Abstract

MOLECULAR DOCKING AND INSILICO STUDY OF SULPHONAMIDE DERIVATIVE WITH DIFFERENT DIABETES TARGET

Patange Sakshi Mahesh*, Aute Sagar Kondaji and Megha T. Salve

Abstract

Diabetes mellitus is a global health challenge with increasing prevalence and serious complications, including heart disease and organ damage. Effective management, particularly for type 2 diabetes, requires multifaceted treatment approaches to control blood sugar levels.
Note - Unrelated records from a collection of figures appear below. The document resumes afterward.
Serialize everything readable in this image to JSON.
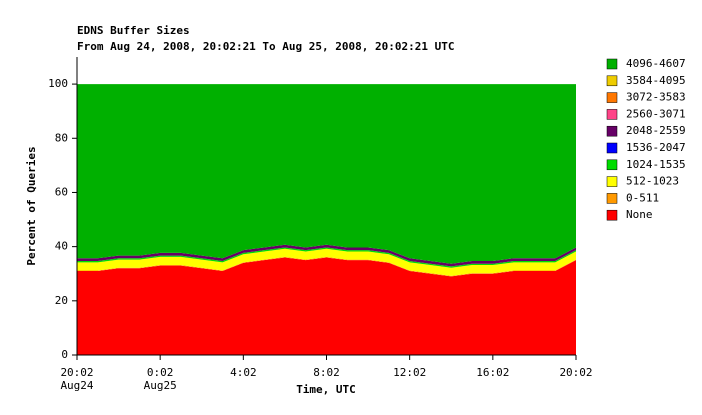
{
  "chart_data": {
    "type": "stacked_area",
    "title": "EDNS Buffer Sizes",
    "subtitle": "From Aug 24, 2008, 20:02:21 To Aug 25, 2008, 20:02:21 UTC",
    "xlabel": "Time, UTC",
    "ylabel": "Percent of Queries",
    "x": [
      0,
      1,
      2,
      3,
      4,
      5,
      6,
      7,
      8,
      9,
      10,
      11,
      12,
      13,
      14,
      15,
      16,
      17,
      18,
      19,
      20,
      21,
      22,
      23,
      24
    ],
    "xlim": [
      0,
      24
    ],
    "xticks": [
      {
        "value": 0,
        "label": "20:02"
      },
      {
        "value": 4,
        "label": "0:02"
      },
      {
        "value": 8,
        "label": "4:02"
      },
      {
        "value": 12,
        "label": "8:02"
      },
      {
        "value": 16,
        "label": "12:02"
      },
      {
        "value": 20,
        "label": "16:02"
      },
      {
        "value": 24,
        "label": "20:02"
      }
    ],
    "xtick_sublabels": [
      {
        "value": 0,
        "label": "Aug24"
      },
      {
        "value": 4,
        "label": "Aug25"
      }
    ],
    "ylim": [
      0,
      110
    ],
    "yticks": [
      0,
      20,
      40,
      60,
      80,
      100
    ],
    "grid": false,
    "legend": "right",
    "series": [
      {
        "name": "None",
        "color": "#ff0000",
        "values": [
          31,
          31,
          32,
          32,
          33,
          33,
          32,
          31,
          34,
          35,
          36,
          35,
          36,
          35,
          35,
          34,
          31,
          30,
          29,
          30,
          30,
          31,
          31,
          31,
          35
        ]
      },
      {
        "name": "0-511",
        "color": "#ff9900",
        "values": [
          0.2,
          0.2,
          0.2,
          0.2,
          0.2,
          0.2,
          0.2,
          0.2,
          0.2,
          0.2,
          0.2,
          0.2,
          0.2,
          0.2,
          0.2,
          0.2,
          0.2,
          0.2,
          0.2,
          0.2,
          0.2,
          0.2,
          0.2,
          0.2,
          0.2
        ]
      },
      {
        "name": "512-1023",
        "color": "#ffff00",
        "values": [
          3,
          3,
          3,
          3,
          3,
          3,
          3,
          3,
          3,
          3,
          3,
          3,
          3,
          3,
          3,
          3,
          3,
          3,
          3,
          3,
          3,
          3,
          3,
          3,
          3
        ]
      },
      {
        "name": "1024-1535",
        "color": "#00dd00",
        "values": [
          0.5,
          0.5,
          0.5,
          0.5,
          0.5,
          0.5,
          0.5,
          0.5,
          0.5,
          0.5,
          0.5,
          0.5,
          0.5,
          0.5,
          0.5,
          0.5,
          0.5,
          0.5,
          0.5,
          0.5,
          0.5,
          0.5,
          0.5,
          0.5,
          0.5
        ]
      },
      {
        "name": "1536-2047",
        "color": "#0000ff",
        "values": [
          0,
          0,
          0,
          0,
          0,
          0,
          0,
          0,
          0,
          0,
          0,
          0,
          0,
          0,
          0,
          0,
          0,
          0,
          0,
          0,
          0,
          0,
          0,
          0,
          0
        ]
      },
      {
        "name": "2048-2559",
        "color": "#660066",
        "values": [
          1,
          1,
          1,
          1,
          1,
          1,
          1,
          1,
          1,
          1,
          1,
          1,
          1,
          1,
          1,
          1,
          1,
          1,
          1,
          1,
          1,
          1,
          1,
          1,
          1
        ]
      },
      {
        "name": "2560-3071",
        "color": "#ff4488",
        "values": [
          0,
          0,
          0,
          0,
          0,
          0,
          0,
          0,
          0,
          0,
          0,
          0,
          0,
          0,
          0,
          0,
          0,
          0,
          0,
          0,
          0,
          0,
          0,
          0,
          0
        ]
      },
      {
        "name": "3072-3583",
        "color": "#ff7700",
        "values": [
          0,
          0,
          0,
          0,
          0,
          0,
          0,
          0,
          0,
          0,
          0,
          0,
          0,
          0,
          0,
          0,
          0,
          0,
          0,
          0,
          0,
          0,
          0,
          0,
          0
        ]
      },
      {
        "name": "3584-4095",
        "color": "#eecc00",
        "values": [
          0,
          0,
          0,
          0,
          0,
          0,
          0,
          0,
          0,
          0,
          0,
          0,
          0,
          0,
          0,
          0,
          0,
          0,
          0,
          0,
          0,
          0,
          0,
          0,
          0
        ]
      },
      {
        "name": "4096-4607",
        "color": "#00b000",
        "values": [
          64.3,
          64.3,
          63.3,
          63.3,
          62.3,
          62.3,
          63.3,
          64.3,
          61.3,
          60.3,
          59.3,
          60.3,
          59.3,
          60.3,
          60.3,
          61.3,
          64.3,
          65.3,
          66.3,
          65.3,
          65.3,
          64.3,
          64.3,
          64.3,
          60.3
        ]
      }
    ]
  }
}
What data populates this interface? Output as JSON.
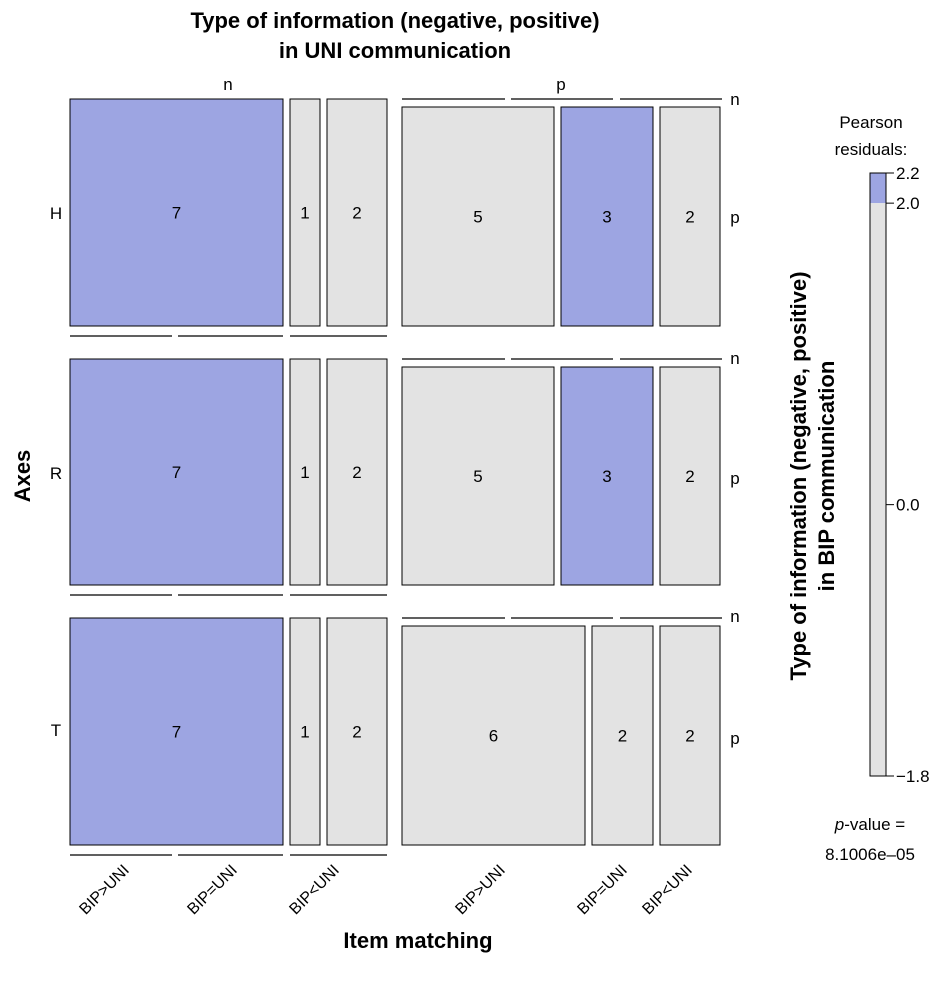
{
  "colors": {
    "high_residual": "#9da5e2",
    "neutral": "#e3e3e3",
    "stroke": "#000000"
  },
  "chart_data": {
    "type": "mosaic",
    "title_line1": "Type of information (negative, positive)",
    "title_line2": "in UNI communication",
    "xlabel": "Item matching",
    "ylabel": "Axes",
    "right_title_line1": "Type of information (negative, positive)",
    "right_title_line2": "in BIP communication",
    "top_levels": [
      "n",
      "p"
    ],
    "rows": [
      "H",
      "R",
      "T"
    ],
    "bip_levels": [
      "n",
      "p"
    ],
    "matching_levels": [
      "BIP>UNI",
      "BIP=UNI",
      "BIP<UNI"
    ],
    "cells": [
      {
        "row": "H",
        "uni": "n",
        "bip": "p",
        "match": "BIP>UNI",
        "value": 7,
        "shade": "high"
      },
      {
        "row": "H",
        "uni": "n",
        "bip": "p",
        "match": "BIP=UNI",
        "value": 1,
        "shade": "neutral"
      },
      {
        "row": "H",
        "uni": "n",
        "bip": "p",
        "match": "BIP<UNI",
        "value": 2,
        "shade": "neutral"
      },
      {
        "row": "H",
        "uni": "p",
        "bip": "p",
        "match": "BIP>UNI",
        "value": 5,
        "shade": "neutral"
      },
      {
        "row": "H",
        "uni": "p",
        "bip": "p",
        "match": "BIP=UNI",
        "value": 3,
        "shade": "high"
      },
      {
        "row": "H",
        "uni": "p",
        "bip": "p",
        "match": "BIP<UNI",
        "value": 2,
        "shade": "neutral"
      },
      {
        "row": "R",
        "uni": "n",
        "bip": "p",
        "match": "BIP>UNI",
        "value": 7,
        "shade": "high"
      },
      {
        "row": "R",
        "uni": "n",
        "bip": "p",
        "match": "BIP=UNI",
        "value": 1,
        "shade": "neutral"
      },
      {
        "row": "R",
        "uni": "n",
        "bip": "p",
        "match": "BIP<UNI",
        "value": 2,
        "shade": "neutral"
      },
      {
        "row": "R",
        "uni": "p",
        "bip": "p",
        "match": "BIP>UNI",
        "value": 5,
        "shade": "neutral"
      },
      {
        "row": "R",
        "uni": "p",
        "bip": "p",
        "match": "BIP=UNI",
        "value": 3,
        "shade": "high"
      },
      {
        "row": "R",
        "uni": "p",
        "bip": "p",
        "match": "BIP<UNI",
        "value": 2,
        "shade": "neutral"
      },
      {
        "row": "T",
        "uni": "n",
        "bip": "p",
        "match": "BIP>UNI",
        "value": 7,
        "shade": "high"
      },
      {
        "row": "T",
        "uni": "n",
        "bip": "p",
        "match": "BIP=UNI",
        "value": 1,
        "shade": "neutral"
      },
      {
        "row": "T",
        "uni": "n",
        "bip": "p",
        "match": "BIP<UNI",
        "value": 2,
        "shade": "neutral"
      },
      {
        "row": "T",
        "uni": "p",
        "bip": "p",
        "match": "BIP>UNI",
        "value": 6,
        "shade": "neutral"
      },
      {
        "row": "T",
        "uni": "p",
        "bip": "p",
        "match": "BIP=UNI",
        "value": 2,
        "shade": "neutral"
      },
      {
        "row": "T",
        "uni": "p",
        "bip": "p",
        "match": "BIP<UNI",
        "value": 2,
        "shade": "neutral"
      }
    ],
    "legend": {
      "title_line1": "Pearson",
      "title_line2": "residuals:",
      "ticks": [
        "2.2",
        "2.0",
        "0.0",
        "−1.8"
      ],
      "tick_values": [
        2.2,
        2.0,
        0.0,
        -1.8
      ],
      "range": [
        -1.8,
        2.2
      ],
      "pvalue_italic": "p",
      "pvalue_rest": "-value =",
      "pvalue_number": "8.1006e–05"
    }
  }
}
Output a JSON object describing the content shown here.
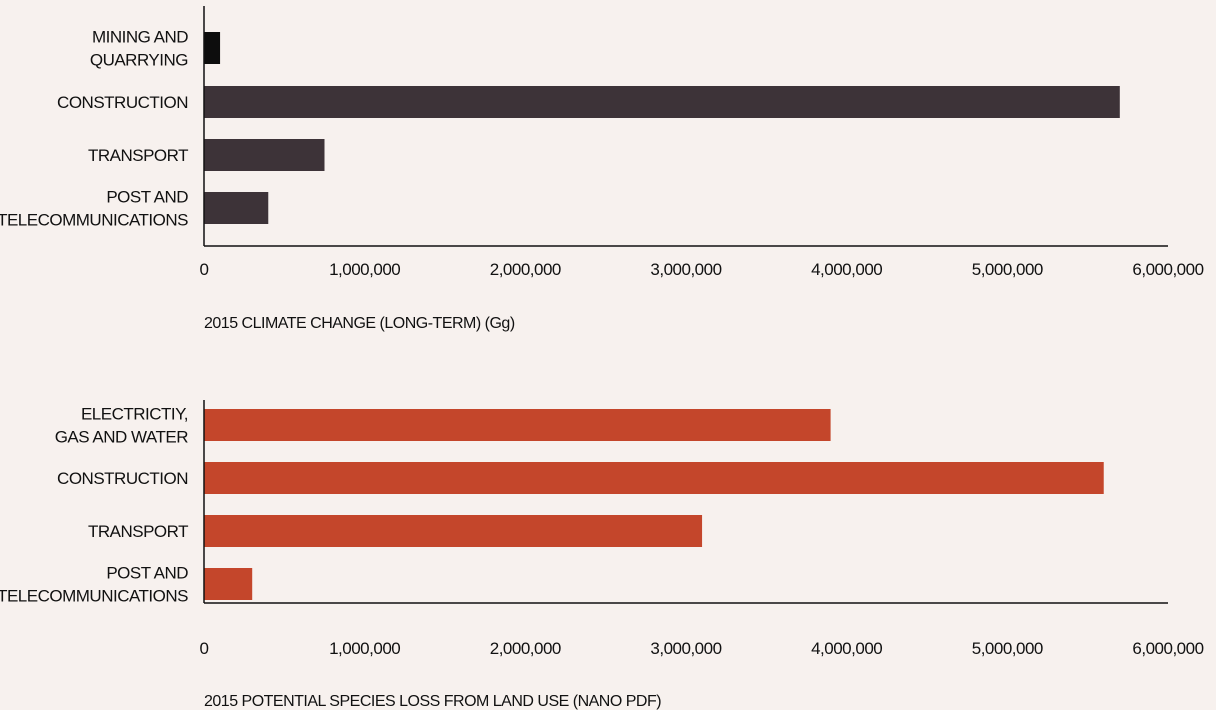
{
  "chart_data": [
    {
      "type": "bar",
      "orientation": "horizontal",
      "categories": [
        [
          "MINING AND",
          "QUARRYING"
        ],
        [
          "CONSTRUCTION"
        ],
        [
          "TRANSPORT"
        ],
        [
          "POST AND",
          "TELECOMMUNICATIONS"
        ]
      ],
      "values": [
        100000,
        5700000,
        750000,
        400000
      ],
      "bar_colors": [
        "#0d0d0d",
        "#3d3338",
        "#3d3338",
        "#3d3338"
      ],
      "xlim": [
        0,
        6000000
      ],
      "xticks": [
        "0",
        "1,000,000",
        "2,000,000",
        "3,000,000",
        "4,000,000",
        "5,000,000",
        "6,000,000"
      ],
      "xlabel": "2015 CLIMATE CHANGE (LONG-TERM) (Gg)",
      "ylabel": "",
      "title": "",
      "grid": false,
      "legend": "none"
    },
    {
      "type": "bar",
      "orientation": "horizontal",
      "categories": [
        [
          "ELECTRICTIY,",
          "GAS AND WATER"
        ],
        [
          "CONSTRUCTION"
        ],
        [
          "TRANSPORT"
        ],
        [
          "POST AND",
          "TELECOMMUNICATIONS"
        ]
      ],
      "values": [
        3900000,
        5600000,
        3100000,
        300000
      ],
      "bar_colors": [
        "#c4462b",
        "#c4462b",
        "#c4462b",
        "#c4462b"
      ],
      "xlim": [
        0,
        6000000
      ],
      "xticks": [
        "0",
        "1,000,000",
        "2,000,000",
        "3,000,000",
        "4,000,000",
        "5,000,000",
        "6,000,000"
      ],
      "xlabel": "2015 POTENTIAL SPECIES LOSS FROM LAND USE (NANO PDF)",
      "ylabel": "",
      "title": "",
      "grid": false,
      "legend": "none"
    }
  ],
  "colors": {
    "background": "#f7f1ee",
    "axis": "#111111",
    "text": "#111111"
  }
}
Molecular docking study Omarigliptin was conducted with a binding pocket of Dpp-4, PPAR-γ, α-amylase, glycogen phosphorylase, and β-glucosidase Enzymes to elucidate the binding interactions of newly synthesized targets. Among the recently reported anti-diabetic agents is Omarigliptin, which has several pharmacological targets. In this review paper, pharmacokinetic characteristics and bioactivity score were predicted using Molinspiration software. Protox3.0 and 1-click docking software were utilized for in silico docking investigations. Protox3.0 software were used to toxicity prediction of Omarigliptin was examined, This review's main goal is to examine omargliptin's pharmacokinetic characteristics, bioactivity score, toxicity, and docking interaction between the the targeted protein and the ligand utilizing a range of software applications. A range of synthetic and natural compounds have demonstrated excellent modulatory effects on all major targets, namely: alpha amylase, DPP- 4, glucogen phosphorylase, PPARγ, β-glucosidase.

Keywords: Omarigliptin, Molecular Docking, Toxicity, In-silico Study, Diabetes mellitus.